The metasurface-based superoscillatory lens has been demonstrated to be effective in finely tailoring the wavefront of light to generate focal spots beyond the diffraction limit in the far-field that is capable of improving the resolution of the imaging system. In this paper, an ultra-thin (0.055 lambda(0)) metasurface-based superoscillatory lens (SOL) that can generate a sub-diffraction optical needle with a long focal depth is proposed, which is constructed by ultra-thin chiral unit cells containing two metal split-ring resonators (SRR) with a 90 degrees twisted angle difference cladded on both sides of a 1.5 mm-thick dielectric substrate, with a high linear cross-polarized transmission coefficient around 0.9 and full phase control capability at 11 GHz. Full-wave simulation shows that SOL generates a sub-diffraction optical needle within 10.5-11.5 GHz. At the center frequency, the focal depth is 281 mm (10.3 lambda(0)) within 105-386 mm, the full width at half maximum (FWHM) is 18.5 mm (0.68 lambda(0)), about 0.7 times the diffraction limit, generally consistent with the theoretical result.
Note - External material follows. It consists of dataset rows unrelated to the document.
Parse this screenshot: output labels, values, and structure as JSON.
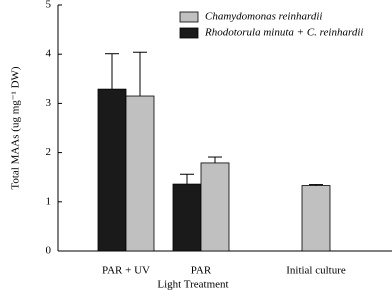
{
  "chart_data": {
    "type": "bar",
    "xlabel": "Light Treatment",
    "ylabel": "Total MAAs (ug mg⁻¹ DW)",
    "categories": [
      "PAR + UV",
      "PAR",
      "Initial culture"
    ],
    "series": [
      {
        "name": "Rhodotorula minuta + C. reinhardii",
        "color": "#1a1a1a",
        "values": [
          3.29,
          1.36,
          null
        ],
        "errors": [
          0.72,
          0.2,
          null
        ]
      },
      {
        "name": "Chamydomonas reinhardii",
        "color": "#c0c0c0",
        "values": [
          3.15,
          1.79,
          1.33
        ],
        "errors": [
          0.89,
          0.12,
          0.02
        ]
      }
    ],
    "legend_order": [
      1,
      0
    ],
    "ylim": [
      0,
      5
    ],
    "yticks": [
      0,
      1,
      2,
      3,
      4,
      5
    ],
    "grid": false
  }
}
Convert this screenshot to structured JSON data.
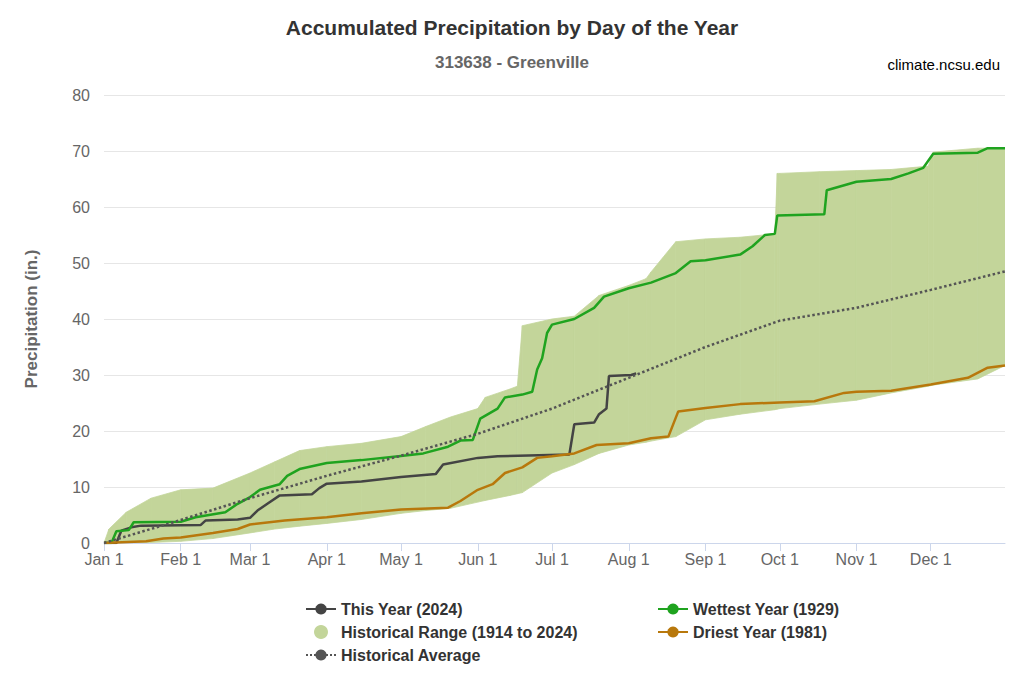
{
  "chart_data": {
    "type": "line",
    "title": "Accumulated Precipitation by Day of the Year",
    "subtitle": "313638 - Greenville",
    "annotations": [
      "climate.ncsu.edu"
    ],
    "y_label": "Precipitation (in.)",
    "xlim": [
      1,
      365
    ],
    "xticks": [
      {
        "value": 1,
        "label": "Jan 1"
      },
      {
        "value": 32,
        "label": "Feb 1"
      },
      {
        "value": 60,
        "label": "Mar 1"
      },
      {
        "value": 91,
        "label": "Apr 1"
      },
      {
        "value": 121,
        "label": "May 1"
      },
      {
        "value": 152,
        "label": "Jun 1"
      },
      {
        "value": 182,
        "label": "Jul 1"
      },
      {
        "value": 213,
        "label": "Aug 1"
      },
      {
        "value": 244,
        "label": "Sep 1"
      },
      {
        "value": 274,
        "label": "Oct 1"
      },
      {
        "value": 305,
        "label": "Nov 1"
      },
      {
        "value": 335,
        "label": "Dec 1"
      }
    ],
    "ylim": [
      0,
      80
    ],
    "yticks": [
      0,
      10,
      20,
      30,
      40,
      50,
      60,
      70,
      80
    ],
    "grid": true,
    "legend": "bottom",
    "series": [
      {
        "name": "This Year (2024)",
        "color": "#444444",
        "line_style": "solid",
        "marker": "none",
        "x": [
          1,
          6,
          8,
          12,
          16,
          40,
          42,
          55,
          60,
          63,
          67,
          72,
          85,
          88,
          91,
          105,
          121,
          135,
          138,
          152,
          160,
          189,
          191,
          199,
          201,
          204,
          205,
          214,
          216
        ],
        "values": [
          0,
          0,
          2.2,
          2.8,
          3.1,
          3.2,
          4,
          4.2,
          4.5,
          5.8,
          7,
          8.5,
          8.7,
          9.8,
          10.6,
          11,
          11.8,
          12.3,
          14,
          15.2,
          15.5,
          15.8,
          21.2,
          21.5,
          23,
          24,
          29.8,
          30,
          30.3
        ]
      },
      {
        "name": "Wettest Year (1929)",
        "color": "#1fa31f",
        "line_style": "solid",
        "marker": "none",
        "x": [
          1,
          4,
          6,
          11,
          13,
          32,
          38,
          50,
          55,
          60,
          64,
          72,
          75,
          80,
          91,
          105,
          120,
          130,
          140,
          145,
          150,
          153,
          160,
          163,
          170,
          174,
          176,
          178,
          180,
          182,
          191,
          199,
          203,
          213,
          222,
          232,
          238,
          244,
          258,
          263,
          268,
          272,
          273,
          292,
          293,
          305,
          319,
          326,
          332,
          336,
          354,
          358,
          365
        ],
        "values": [
          0,
          0,
          2.1,
          2.3,
          3.7,
          3.8,
          4.6,
          5.5,
          7,
          8.2,
          9.5,
          10.5,
          12,
          13.2,
          14.3,
          14.8,
          15.5,
          16,
          17.2,
          18.3,
          18.4,
          22.2,
          24,
          26,
          26.5,
          27,
          31,
          33,
          37.5,
          39,
          40,
          42,
          44,
          45.5,
          46.5,
          48.2,
          50.3,
          50.5,
          51.5,
          53,
          55,
          55.2,
          58.5,
          58.7,
          63,
          64.5,
          65,
          66,
          67,
          69.5,
          69.7,
          70.5,
          70.5
        ]
      },
      {
        "name": "Historical Range (1914 to 2024)",
        "type": "range",
        "color": "#c3d59a",
        "marker": "circle",
        "x": [
          1,
          3,
          10,
          20,
          32,
          45,
          60,
          70,
          80,
          91,
          105,
          121,
          131,
          141,
          152,
          155,
          165,
          168,
          170,
          182,
          191,
          201,
          213,
          220,
          222,
          232,
          244,
          258,
          272,
          273,
          274,
          290,
          305,
          319,
          334,
          336,
          354,
          365
        ],
        "low": [
          0,
          0,
          0,
          0.1,
          0.3,
          0.8,
          1.8,
          2.5,
          3,
          3.5,
          4.2,
          5.3,
          5.8,
          6.2,
          7.3,
          7.6,
          8.5,
          8.8,
          9,
          12.5,
          14,
          16,
          17.5,
          18,
          18.2,
          19,
          22,
          23,
          23.8,
          23.9,
          24,
          24.8,
          25.5,
          26.8,
          28,
          28.2,
          29.3,
          31.7
        ],
        "high": [
          0,
          2.5,
          5.5,
          8,
          9.5,
          9.8,
          12.5,
          14.5,
          16.5,
          17.2,
          17.8,
          19,
          20.8,
          22.5,
          24,
          26,
          27.5,
          28,
          38.8,
          40,
          40.5,
          44.2,
          46,
          47.2,
          48.4,
          53.8,
          54.3,
          54.6,
          55.2,
          66,
          66,
          66.3,
          66.5,
          66.7,
          67.3,
          69.8,
          70.5,
          70.5
        ]
      },
      {
        "name": "Driest Year (1981)",
        "color": "#b8780c",
        "line_style": "solid",
        "marker": "none",
        "x": [
          1,
          18,
          25,
          32,
          45,
          55,
          60,
          74,
          91,
          105,
          121,
          140,
          145,
          152,
          158,
          163,
          170,
          176,
          182,
          191,
          200,
          213,
          222,
          229,
          233,
          244,
          258,
          274,
          288,
          300,
          305,
          319,
          335,
          350,
          358,
          365
        ],
        "values": [
          0,
          0.3,
          0.8,
          1,
          1.8,
          2.5,
          3.3,
          4,
          4.6,
          5.3,
          6,
          6.3,
          7.5,
          9.5,
          10.5,
          12.5,
          13.5,
          15.2,
          15.5,
          16,
          17.5,
          17.8,
          18.7,
          19,
          23.5,
          24.1,
          24.8,
          25.1,
          25.3,
          26.8,
          27,
          27.2,
          28.3,
          29.5,
          31.3,
          31.7
        ]
      },
      {
        "name": "Historical Average",
        "color": "#555555",
        "line_style": "dotted",
        "marker": "none",
        "x": [
          1,
          32,
          60,
          91,
          121,
          152,
          182,
          213,
          244,
          274,
          305,
          335,
          365
        ],
        "values": [
          0,
          4.1,
          8,
          12,
          15.6,
          19.5,
          24,
          29.5,
          35,
          39.7,
          42,
          45.2,
          48.5
        ]
      }
    ]
  }
}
The proposed ultra-thin chiral metasurface-based SOL holds great potential in integrating into practical imaging applications for its simple fabrication, high efficiency, and low-profile advantages.

Automated summary

This paper proposes an ultra-thin metasurface-based superoscillatory lens that can generate a sub-diffraction optical needle with a long focal depth. The lens has the advantages of simple fabrication, high efficiency, and low-profile design.